Friday, 10 November 2006

European Commission gives favourable assessment of National Assembly

The Chairman of the National Assembly of the Republic of Serbia, Predrag Markovic, today attended the plenary meeting of the Enhanced Permanent Dialogue (EPD) between Serbia and the European Union.



The Chairman of the National Assembly of the Republic of Serbia, Predrag Markovic, today attended the plenary meeting of the Enhanced Permanent Dialogue (EPD) between Serbia and the European Union.

Addressing the attendants, Markovic expressed his pleasure at the fact that, as of this day, Serbia had a new Constitution. The adoption of the Constitutional Act created preconditions for the implementation of the new Serbian Constitution, adopted unanimously by the National Assembly at its First Special Sitting, held on 30 September 2006, confirmed by popular vote on 28 and 29 October, and ceremonially proclaimed by the National Assembly on 8 November 2006. He reiterated that he had presented a detailed report, as early as 26 July 2006, at the last EPD meeting, on the course of activities undertaken in amending the old Constitution. The report contained a ‘detailed clarification of the process, and a warning of the difficulties faced, but also an announcement that everything would be done to achieve consensus and have the new Constitution adopted as quickly as possible.’ After the the unanimous adoption of the proposed Constitution by the National Assembly (described by Markovic as ‘nothing short of a political miracle’), the Assembly Chairman said he had written to the head of the European Commission’s Delegation to Serbia, Josep Lloveras, to inform him of the process of adopting the new Constitution and the creation of democratic and legal preconditions for full constitutional reform. Markovic underlined that the fact that the level of human and minority rights achieved so far could not be changed was ‘an important achievement for further democratisation of society.’

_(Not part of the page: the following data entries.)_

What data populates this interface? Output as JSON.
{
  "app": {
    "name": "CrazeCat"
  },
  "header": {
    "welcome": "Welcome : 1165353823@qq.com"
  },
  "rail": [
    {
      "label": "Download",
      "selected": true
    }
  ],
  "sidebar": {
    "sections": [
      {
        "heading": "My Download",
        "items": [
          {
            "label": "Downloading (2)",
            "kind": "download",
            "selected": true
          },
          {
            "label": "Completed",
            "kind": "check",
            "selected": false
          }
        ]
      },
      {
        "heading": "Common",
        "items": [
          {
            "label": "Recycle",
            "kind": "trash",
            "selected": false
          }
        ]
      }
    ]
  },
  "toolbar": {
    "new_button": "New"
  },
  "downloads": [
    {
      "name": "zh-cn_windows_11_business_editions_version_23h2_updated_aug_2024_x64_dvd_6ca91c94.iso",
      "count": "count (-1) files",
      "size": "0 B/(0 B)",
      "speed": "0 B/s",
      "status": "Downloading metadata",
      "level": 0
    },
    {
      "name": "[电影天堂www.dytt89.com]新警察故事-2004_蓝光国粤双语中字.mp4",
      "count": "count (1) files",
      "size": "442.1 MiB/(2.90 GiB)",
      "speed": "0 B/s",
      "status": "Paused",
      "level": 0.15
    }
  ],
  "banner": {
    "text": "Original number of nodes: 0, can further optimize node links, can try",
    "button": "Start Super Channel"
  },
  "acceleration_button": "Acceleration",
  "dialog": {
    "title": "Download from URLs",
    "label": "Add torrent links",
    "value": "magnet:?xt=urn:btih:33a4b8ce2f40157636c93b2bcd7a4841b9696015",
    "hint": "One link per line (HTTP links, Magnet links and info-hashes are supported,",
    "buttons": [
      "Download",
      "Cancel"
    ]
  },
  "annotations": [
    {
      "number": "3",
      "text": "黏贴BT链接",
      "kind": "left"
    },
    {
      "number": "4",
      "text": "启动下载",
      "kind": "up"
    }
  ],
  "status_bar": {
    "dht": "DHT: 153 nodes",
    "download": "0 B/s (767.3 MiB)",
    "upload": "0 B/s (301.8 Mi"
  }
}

Referring to the European Commission’s report on the progress made by Serbia in 2006, especially the section dealing with the National Assembly, Mr Markovic underlined that the detailed, positive assessment of the Assembly’s progress was ‘personally flattering’, but ‘posed challenges for the future to the Assembly, a key institution that must overcome problems identified.’

The European Union had prepared, and published, on 8 November, its annual Serbia Progress Report, which positively assessed activities of the National Assembly of the Republic of Serbia.

The part of the report dealing with the National Assembly says that ‘[t]he Serbian Parliament has continued with intensive legislative activity’, and goes on to underline the amendment of the Rules of Procedure ‘to take over the competencies of the State Union Parliament, especially control of the military and international parliamentary cooperation.’ The Assembly’s activities in 2006 were assessed as ‘transparent and open to the general public’, while the timely publication of comprehensive National Assembly Bulletins (under the Act on Free Access to Information of Public Importance) is also stressed; ‘[t]he practice of publishing regular three-monthly reports’ also receives praise, as did the Chairman’s practice of continuing ‘to brief the media and the international partners regularly’. The European Commission also praised the work of Assembly Committees: it hailed the formation of the Local Self-Government Committee, while the European Integrations Committee, the report says, ‘continued its good work to implement the European Partnership.’ The formation of the Legislation Harmonisation Division (LHD), tasked with bringing Serbia’s legislation in line with EU law, is seen as a positive development, although the report does note that ‘the activities of this Office [the LHD] are still at an early stage.’

The European Commission’s report goes on to emphasise that the Assembly ‘still lacks specialised staff’, that it ‘has often set too short periods of vacatio legis for new pieces of legislation’, that the Ombudsman had not yet been elected, although the necessary legislation was adopted as early as 2005, as well as that there were ‘a number of outstanding issues concerning election monitoring, updating of voters’ registers and financing of election campaigns.’

The section on the work of the National Assembly in 2006 ends with the conclusion that ‘there is scope for further improvement especially on the basis of the recently amended parliamentary procedures.’